まあオレももう30を越えているわけで、なんかしらの病気に罹ったり、体力が落ちていたりしても、何ら不思議ではない……ないの、だが。
どうやら原因は全く違っていたらしい。
うつ伏せになった自分の胸とベッドとの間に、なにか柔らかいものが挟まっている。
いったい何が?
その疑問は、すぐに解決することになる。
『それ』は、オレが起き上がると、オレの胸に張り付いてきた。
いや、張り付いているのではない。
くっついている、いや、生えている?
つまり『それ』は、オレの胸についているんじゃなくて、つまり……その、要するに……、それが、自分の胸、その物と言う、訳で。

「……………………っ!!!!」

声にならない悲鳴をあげて、オレは慌てて鏡の前へと走っていったのだった。


 * * *


数分後、オレはとりあえず心を落ち着けようと、ソファーに座って目を閉じていた。
鏡で確認してみた結果、可哀想なくらいの絶壁とまで(ザンザスに)言われた自分の胸は、確かに、理由はまるでわからないが、見違えるほどに大きくなってしまっていたのだ。
まったく訳がわからない。
しかしどうやらこれは夢ではないようだし(思いっきり頬を抓ったせいで涙が出た)、この胸も偽物ではなく、紛れもない本物のようだった。
しかし、いやいや、おかしいだろう。
昨日までは何ともなかったのに、今日になって突然こんなことになるなんて。
しばらく考えて、そこでようやくオレは気付いた。
そう言えば、オレ、いつの間に寝ていた?
昨日も昨日で、仕事は山程に溜まっていて、オレが寝ている時間もないほどだったはず。
確か夜中10時頃には、まだ仕事をしていたはずだ。
その後、一服するか、とコーヒーを飲んで……、そんで……そうだ、急激な眠気に襲われたのだ。
その時は、思ったより疲れていたのだと考えて、ちょっとだけ寝ようと、ベッドに入った……。
しかしそのまま朝まで寝こけてしまい、しかも起きたら胸が成長していた……?
……ダメだ、おかしい。
最後の部分さえなければ何もおかしくないのに、最後の1つだけが斜め上45度にぶち抜けている。
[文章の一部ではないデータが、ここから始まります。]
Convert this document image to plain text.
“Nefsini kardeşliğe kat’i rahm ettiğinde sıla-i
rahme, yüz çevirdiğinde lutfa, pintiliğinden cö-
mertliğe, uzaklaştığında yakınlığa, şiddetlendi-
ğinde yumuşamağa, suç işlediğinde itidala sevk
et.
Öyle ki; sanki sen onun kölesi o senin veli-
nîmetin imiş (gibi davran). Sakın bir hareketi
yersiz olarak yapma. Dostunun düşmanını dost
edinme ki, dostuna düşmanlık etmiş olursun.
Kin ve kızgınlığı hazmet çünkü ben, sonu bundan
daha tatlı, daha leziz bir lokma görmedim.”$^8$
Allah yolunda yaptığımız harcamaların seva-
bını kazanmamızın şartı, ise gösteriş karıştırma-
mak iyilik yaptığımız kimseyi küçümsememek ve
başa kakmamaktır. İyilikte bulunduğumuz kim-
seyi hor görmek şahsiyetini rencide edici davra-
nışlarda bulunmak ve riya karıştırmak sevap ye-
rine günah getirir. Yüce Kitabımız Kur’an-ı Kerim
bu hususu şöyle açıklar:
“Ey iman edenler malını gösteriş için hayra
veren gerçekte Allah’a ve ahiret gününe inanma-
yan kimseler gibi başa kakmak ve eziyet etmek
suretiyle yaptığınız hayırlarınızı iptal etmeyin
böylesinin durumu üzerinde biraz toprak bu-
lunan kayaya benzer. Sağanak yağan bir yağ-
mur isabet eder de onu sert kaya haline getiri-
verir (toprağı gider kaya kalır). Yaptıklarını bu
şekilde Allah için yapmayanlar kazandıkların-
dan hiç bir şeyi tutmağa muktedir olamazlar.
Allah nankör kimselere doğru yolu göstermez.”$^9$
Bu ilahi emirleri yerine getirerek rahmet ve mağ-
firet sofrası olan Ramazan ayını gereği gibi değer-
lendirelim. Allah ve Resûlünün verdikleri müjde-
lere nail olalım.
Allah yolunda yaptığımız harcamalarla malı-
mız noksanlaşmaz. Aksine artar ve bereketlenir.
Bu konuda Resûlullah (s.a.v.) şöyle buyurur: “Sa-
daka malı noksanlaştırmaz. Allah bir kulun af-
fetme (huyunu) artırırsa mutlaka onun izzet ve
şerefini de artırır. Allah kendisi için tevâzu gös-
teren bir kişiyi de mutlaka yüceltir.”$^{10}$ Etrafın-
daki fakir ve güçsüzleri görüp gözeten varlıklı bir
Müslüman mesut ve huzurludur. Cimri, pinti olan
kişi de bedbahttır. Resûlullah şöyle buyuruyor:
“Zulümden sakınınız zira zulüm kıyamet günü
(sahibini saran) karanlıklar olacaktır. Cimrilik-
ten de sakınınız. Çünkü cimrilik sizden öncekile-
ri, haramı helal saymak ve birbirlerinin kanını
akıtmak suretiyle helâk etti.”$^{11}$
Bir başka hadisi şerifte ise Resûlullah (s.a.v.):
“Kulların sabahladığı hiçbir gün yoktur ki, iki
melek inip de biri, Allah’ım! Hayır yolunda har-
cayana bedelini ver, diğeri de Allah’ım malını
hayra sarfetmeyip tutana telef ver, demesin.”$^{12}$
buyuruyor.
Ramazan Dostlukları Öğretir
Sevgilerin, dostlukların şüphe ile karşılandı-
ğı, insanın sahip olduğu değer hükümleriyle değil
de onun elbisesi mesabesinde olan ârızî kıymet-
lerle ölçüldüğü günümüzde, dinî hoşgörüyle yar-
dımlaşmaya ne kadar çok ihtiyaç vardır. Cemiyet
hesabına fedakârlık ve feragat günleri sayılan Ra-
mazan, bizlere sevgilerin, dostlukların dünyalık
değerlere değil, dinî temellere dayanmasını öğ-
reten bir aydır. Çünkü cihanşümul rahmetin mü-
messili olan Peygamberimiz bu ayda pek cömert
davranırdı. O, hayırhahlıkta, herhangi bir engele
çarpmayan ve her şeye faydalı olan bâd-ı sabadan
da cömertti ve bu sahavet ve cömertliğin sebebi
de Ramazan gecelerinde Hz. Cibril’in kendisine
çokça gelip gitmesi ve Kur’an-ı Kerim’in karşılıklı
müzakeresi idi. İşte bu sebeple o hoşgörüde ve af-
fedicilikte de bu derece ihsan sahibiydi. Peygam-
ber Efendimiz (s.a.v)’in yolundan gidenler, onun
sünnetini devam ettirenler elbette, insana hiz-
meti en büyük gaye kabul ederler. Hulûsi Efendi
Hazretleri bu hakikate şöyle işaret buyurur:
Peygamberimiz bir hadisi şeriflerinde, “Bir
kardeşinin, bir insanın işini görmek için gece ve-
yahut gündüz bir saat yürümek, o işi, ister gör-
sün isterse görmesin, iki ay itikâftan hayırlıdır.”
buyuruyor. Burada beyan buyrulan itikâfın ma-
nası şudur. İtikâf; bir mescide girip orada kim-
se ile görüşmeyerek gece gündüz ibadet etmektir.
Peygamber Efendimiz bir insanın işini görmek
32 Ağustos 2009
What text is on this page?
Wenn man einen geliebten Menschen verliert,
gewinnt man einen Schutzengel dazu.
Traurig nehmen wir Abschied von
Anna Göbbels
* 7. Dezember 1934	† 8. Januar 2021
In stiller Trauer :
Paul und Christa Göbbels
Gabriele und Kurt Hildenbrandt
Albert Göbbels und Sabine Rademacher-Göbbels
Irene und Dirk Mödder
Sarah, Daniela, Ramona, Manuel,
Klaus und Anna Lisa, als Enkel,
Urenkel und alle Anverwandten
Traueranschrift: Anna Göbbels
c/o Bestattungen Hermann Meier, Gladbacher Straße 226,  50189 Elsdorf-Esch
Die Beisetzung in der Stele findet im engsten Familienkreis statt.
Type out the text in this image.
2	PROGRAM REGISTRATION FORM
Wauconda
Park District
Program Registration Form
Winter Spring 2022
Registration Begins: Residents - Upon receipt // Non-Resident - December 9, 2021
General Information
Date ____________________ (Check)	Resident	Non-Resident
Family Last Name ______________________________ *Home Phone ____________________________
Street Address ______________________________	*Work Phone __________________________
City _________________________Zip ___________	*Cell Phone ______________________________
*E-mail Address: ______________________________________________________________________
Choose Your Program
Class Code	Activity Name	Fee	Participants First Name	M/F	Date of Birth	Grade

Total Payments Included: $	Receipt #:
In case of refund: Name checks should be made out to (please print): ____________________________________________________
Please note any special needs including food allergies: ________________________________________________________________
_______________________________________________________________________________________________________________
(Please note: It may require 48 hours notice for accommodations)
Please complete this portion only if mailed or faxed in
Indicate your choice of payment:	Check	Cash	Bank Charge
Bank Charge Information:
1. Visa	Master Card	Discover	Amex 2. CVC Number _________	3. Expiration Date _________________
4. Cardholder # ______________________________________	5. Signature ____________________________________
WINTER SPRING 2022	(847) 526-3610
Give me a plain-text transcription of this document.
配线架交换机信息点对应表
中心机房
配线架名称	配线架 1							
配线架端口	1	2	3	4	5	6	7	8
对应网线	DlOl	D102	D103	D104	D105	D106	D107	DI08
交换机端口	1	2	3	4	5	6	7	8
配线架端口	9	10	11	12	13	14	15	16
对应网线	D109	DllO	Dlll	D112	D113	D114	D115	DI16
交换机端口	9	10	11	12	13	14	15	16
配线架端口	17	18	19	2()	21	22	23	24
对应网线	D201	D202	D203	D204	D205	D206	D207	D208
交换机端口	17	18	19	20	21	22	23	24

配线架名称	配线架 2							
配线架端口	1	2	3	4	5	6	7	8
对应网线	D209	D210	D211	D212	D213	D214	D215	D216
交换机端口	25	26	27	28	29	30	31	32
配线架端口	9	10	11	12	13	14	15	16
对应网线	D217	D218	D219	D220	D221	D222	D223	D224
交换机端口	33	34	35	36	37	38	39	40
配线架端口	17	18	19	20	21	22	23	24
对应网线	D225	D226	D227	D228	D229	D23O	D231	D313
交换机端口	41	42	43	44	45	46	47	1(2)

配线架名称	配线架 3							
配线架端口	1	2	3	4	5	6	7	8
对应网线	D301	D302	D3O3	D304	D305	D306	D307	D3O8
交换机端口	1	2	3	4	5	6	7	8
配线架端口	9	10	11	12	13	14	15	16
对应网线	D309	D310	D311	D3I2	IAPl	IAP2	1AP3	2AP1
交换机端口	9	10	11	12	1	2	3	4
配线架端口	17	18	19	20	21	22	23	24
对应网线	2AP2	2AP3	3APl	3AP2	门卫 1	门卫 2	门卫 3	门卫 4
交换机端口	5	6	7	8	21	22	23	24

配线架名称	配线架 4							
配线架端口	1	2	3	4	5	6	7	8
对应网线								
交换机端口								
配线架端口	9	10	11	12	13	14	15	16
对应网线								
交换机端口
「……そう言えば、何で昨日はあんなに眠かったんだぁ?」

考えてみれば、この謎の現象と、あの強烈な眠気は関わりがある……ような気がする。
その眠気はコーヒーを飲んですぐに訪れたものだ。
まさか……コーヒーになにか薬物でも混入されていたのか?
いや、元々薬物の見分けは得意じゃなくて、ただだいたいのものは効かないってだけだから、混入に気付かなかったのは、頷ける。
問題はそこじゃない。
犯人がいったいなんの目的で、こんな訳のわからないことをしたのか、だ。
毒物を入れるなら、こんな意味のわからないものじゃなくて、もっと直接的に危害を加えるようなモノを入れるべきなんじゃないのだろうか?
……精神的には、だいぶ傷付いたのだが。

「……」

無言のまま、ぺたりと胸に手を当てる。
普段ならもっとフラットな感覚があるのに、今ではふわふわとした脂肪の感触がそこにはある。
何故に、胸。

「とにかく、犯人を見つけねぇと……」

コーヒーに薬物が混入された……と言うより、カップか、もしくはコーヒーの粉の方に入れられていたと考えた方が良いな。
オレの目を盗んでそんなことを行える人間なんて、世界中にもそうはいまい。
そして一番可能性が高いのは……。
オレは無言で電話を手に取る。
呼び出し音の後、電話に出ていた相手に向かって、口を開いた。

『もしも……』
「跳ね馬テメーオレの体に何しやがったこの野郎オレもう婿にいけない」
『お前が何言ってるのかまったくわからないんだが!?あと婿じゃなくて嫁な!?』

どうやら思っていたよりも、オレは落ち着いていなかったらしい。
ちなみに、ディーノはこの件とは無関係なようだった。